Examining Biblical Prophecy – pt. 9 – Prophecies 5-7

Examining Biblical Prophecy – pt. 9 – Prophecies 5-7 May 2, 2016

Here we continue examining some Biblical prophecies (Index) – Cyrus, Babylon and Jerusalem.

#5) 100-150 years prior Cyrus is predicted to Babylon, and that they’ll take over the (“known”) world, but let the Jewish people go free. (Isaiah 44:28; 45:1; and 45:13)

This is the first one that’s taken more of a cursory glance to debunk. The problem is, it’s quite involved to research all the details. For instance, the authorship is disputed, and may involve multiple authors at multiple dates. I’ve looked up the basic dates for Isaiah, and Cyrus the Great, and the timelines seem to basically meet the prediction.

It’s noted that it was written as though the person was present, and not as a future prophecy. To me, Occam’s Razor applies. Which is more likely – there’s a mind that exists outside of space and time that can see into the future, or we got the authorship date wrong (or another mundane explanation)?

I can’t fully address or debunk this one without going into much more research. Even if I fully accepted that these events were predicted 150 years ahead, I wouldn’t be granting their proposed mechanism (God) at all. Given that, I don’t feel particularly compelled, as that’s the entire point of this exercise. Though, this topic with Isaiah is just barely interesting enough to me that I might do a followup.

NASA has predicted solar eclipses up through the year 3000. I’m pretty sure they didn’t consult God for that.

#6) “Mighty Babylon, 196 miles square, was enclosed not only by a moat, but also by a double wall 330 feet high, each part 90 feet thick. It was said by unanimous popular opinion to be indestructible, yet two Bible prophets declared its doom.”

Like how the Titanic was said to be “unsinkable”? Humans love their boasting, and don’t learn their lessons in some cases.

Isaiah 13:19-20 does say, “And Babylon, the glory of kingdoms, the splendor and pomp of the Chaldeans, will be like Sodom and Gomorrah when God overthrew them. It will never be inhabited or lived in for all generations;“, and Babylon was abandoned around 141BC.

This suffers from similar issues (due to Isaiah) as the previous. It’s also not going out on too much of a limb… I could say that New York City will eventually be destroyed and abandoned, and no one will live there again. Whatever happens to “destroy” NYC would probably be sufficient to prevent habitation. Also, it’s possible Babylon stayed abandoned because, thanks to the holy book, people thought they were supposed to leave it alone. It’s also been turned into a historical site now, which prevents further habitation.

I don’t know. I’m not trying to be dismissive, but I also can’t help it if more rational reasons than interdimensional ghosts – for the appearance of fulfillment – come to mind.

#7) “The exact location and construction sequence of Jerusalem’s nine suburbs was predicted by Jeremiah about 2600 years ago.”This rebirth became history in 1948, and the construction of the nine suburbs has gone forward precisely in the locations and in the sequence predicted.

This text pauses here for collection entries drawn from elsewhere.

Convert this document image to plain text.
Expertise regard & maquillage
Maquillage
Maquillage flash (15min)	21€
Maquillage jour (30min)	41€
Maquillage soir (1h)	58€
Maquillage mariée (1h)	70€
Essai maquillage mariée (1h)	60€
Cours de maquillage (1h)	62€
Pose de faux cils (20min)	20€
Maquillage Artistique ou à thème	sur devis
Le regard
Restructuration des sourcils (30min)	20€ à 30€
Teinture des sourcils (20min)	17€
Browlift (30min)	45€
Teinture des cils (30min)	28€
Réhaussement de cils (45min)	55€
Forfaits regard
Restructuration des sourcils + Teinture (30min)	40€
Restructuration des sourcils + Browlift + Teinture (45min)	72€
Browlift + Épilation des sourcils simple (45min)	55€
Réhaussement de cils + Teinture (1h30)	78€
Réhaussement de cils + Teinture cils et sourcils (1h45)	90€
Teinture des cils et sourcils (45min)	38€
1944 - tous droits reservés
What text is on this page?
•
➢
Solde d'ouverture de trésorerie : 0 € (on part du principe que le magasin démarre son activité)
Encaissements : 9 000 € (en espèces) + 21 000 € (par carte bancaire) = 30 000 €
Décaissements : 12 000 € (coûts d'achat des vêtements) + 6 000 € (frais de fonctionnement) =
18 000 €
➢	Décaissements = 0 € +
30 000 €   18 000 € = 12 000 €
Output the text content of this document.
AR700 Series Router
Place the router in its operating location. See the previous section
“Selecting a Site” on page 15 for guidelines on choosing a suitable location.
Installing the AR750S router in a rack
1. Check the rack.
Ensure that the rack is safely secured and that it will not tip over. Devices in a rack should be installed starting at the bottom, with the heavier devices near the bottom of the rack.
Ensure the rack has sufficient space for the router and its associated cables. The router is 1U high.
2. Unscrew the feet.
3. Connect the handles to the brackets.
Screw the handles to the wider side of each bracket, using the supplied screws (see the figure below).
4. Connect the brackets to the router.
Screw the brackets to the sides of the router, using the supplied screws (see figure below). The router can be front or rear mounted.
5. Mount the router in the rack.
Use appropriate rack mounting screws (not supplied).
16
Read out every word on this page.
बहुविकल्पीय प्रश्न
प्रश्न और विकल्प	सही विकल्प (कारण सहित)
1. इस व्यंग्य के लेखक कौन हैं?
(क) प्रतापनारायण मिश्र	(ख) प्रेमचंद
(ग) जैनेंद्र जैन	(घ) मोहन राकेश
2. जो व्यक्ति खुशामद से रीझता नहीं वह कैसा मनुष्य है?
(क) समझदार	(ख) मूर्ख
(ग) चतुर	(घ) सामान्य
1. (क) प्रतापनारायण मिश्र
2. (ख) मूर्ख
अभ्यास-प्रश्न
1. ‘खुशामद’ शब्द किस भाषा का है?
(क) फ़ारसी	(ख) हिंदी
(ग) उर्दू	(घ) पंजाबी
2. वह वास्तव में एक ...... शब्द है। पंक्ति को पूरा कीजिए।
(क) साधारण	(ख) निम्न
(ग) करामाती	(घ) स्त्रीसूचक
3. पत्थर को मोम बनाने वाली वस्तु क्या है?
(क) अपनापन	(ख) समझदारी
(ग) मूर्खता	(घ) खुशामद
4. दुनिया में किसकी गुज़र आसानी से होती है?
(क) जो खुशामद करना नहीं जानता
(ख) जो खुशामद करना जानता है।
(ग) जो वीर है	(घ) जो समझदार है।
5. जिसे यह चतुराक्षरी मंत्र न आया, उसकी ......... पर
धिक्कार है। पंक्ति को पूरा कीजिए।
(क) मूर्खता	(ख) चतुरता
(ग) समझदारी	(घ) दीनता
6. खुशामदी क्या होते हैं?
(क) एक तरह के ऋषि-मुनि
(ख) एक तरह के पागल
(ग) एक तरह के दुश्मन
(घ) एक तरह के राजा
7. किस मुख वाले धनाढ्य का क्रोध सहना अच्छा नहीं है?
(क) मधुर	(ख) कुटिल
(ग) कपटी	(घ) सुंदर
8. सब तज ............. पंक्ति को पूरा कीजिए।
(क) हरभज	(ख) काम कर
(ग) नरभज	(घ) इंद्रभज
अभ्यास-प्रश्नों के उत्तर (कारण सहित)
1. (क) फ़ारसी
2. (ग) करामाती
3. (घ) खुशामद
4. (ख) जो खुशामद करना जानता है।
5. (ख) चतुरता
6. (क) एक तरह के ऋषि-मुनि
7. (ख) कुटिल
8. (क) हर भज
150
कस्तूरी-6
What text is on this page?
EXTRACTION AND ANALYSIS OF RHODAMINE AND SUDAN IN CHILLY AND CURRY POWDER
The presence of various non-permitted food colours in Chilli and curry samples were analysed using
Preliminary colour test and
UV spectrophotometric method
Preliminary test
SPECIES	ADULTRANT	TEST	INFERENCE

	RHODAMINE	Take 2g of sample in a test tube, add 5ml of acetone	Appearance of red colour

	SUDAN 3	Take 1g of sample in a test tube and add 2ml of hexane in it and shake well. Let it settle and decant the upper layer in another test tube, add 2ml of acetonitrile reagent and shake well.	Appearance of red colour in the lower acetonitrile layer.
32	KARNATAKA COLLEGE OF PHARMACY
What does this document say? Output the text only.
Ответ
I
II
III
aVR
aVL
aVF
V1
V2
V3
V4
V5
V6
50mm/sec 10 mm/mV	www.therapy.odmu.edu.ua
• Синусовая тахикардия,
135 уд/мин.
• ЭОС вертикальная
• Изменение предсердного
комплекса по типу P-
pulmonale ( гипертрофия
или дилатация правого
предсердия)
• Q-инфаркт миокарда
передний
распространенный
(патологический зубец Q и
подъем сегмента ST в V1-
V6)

So it was requested, and people made it happen – no magic/god required.

Next.

This one is the most frequently cited as the best prophecy, and it’s the most lame. Yes, the author asserts a 1:10^18 chance of this happening, as though compelling believers to force their religions predictions to come true takes any real effort.

 

 

I wish I could do better with #5 and #6. I spent quite a bit of time just trying to find answers to “how do we determine when the authorship was written?” I’m very much a layperson here, and it’s difficult to get any kind of useful description, particularly when it’s hotly debated, even among the religious. There’s more accusations of bias flying back and forth, than anything else.

We’re talking about text that was supposedly written 2500-2700 years ago, without any originals from the time. That makes analysis difficult. The oldest copies of Isaiah are about 335BCE far later than the 559BC Cyrus of Persia.

One of the big ways we identify the timeframe of a writing is based on the contemporary references. If I start talking about “South Park”, future historians will infer that my writing is at least after the late 1990s. With Isaiah and Cyrus, they’re trying to have it both ways… that the references date Isaiah to 700ish BC, but these particular passages apparently don’t date themselves to much later. Maybe it’s a later forgery, and we have no originals to compare against.

To me, this is a UFO. It’s an unexplained curiosity. I can’t explain it, but that just leaves me at “I don’t know”. I see something that defies a cursory examination, but that doesn’t mean I can simply assert unprecedented mechanics as default explanations. We can’t just say, “therefore, magic.”

I have no idea how they plan of hypothesis testing the god claim for the prophecies. They’re usually too busy trying to justify that a prediction has taken place.

It’s funny how the prophecies are intentionally symbolic… except when they’re not.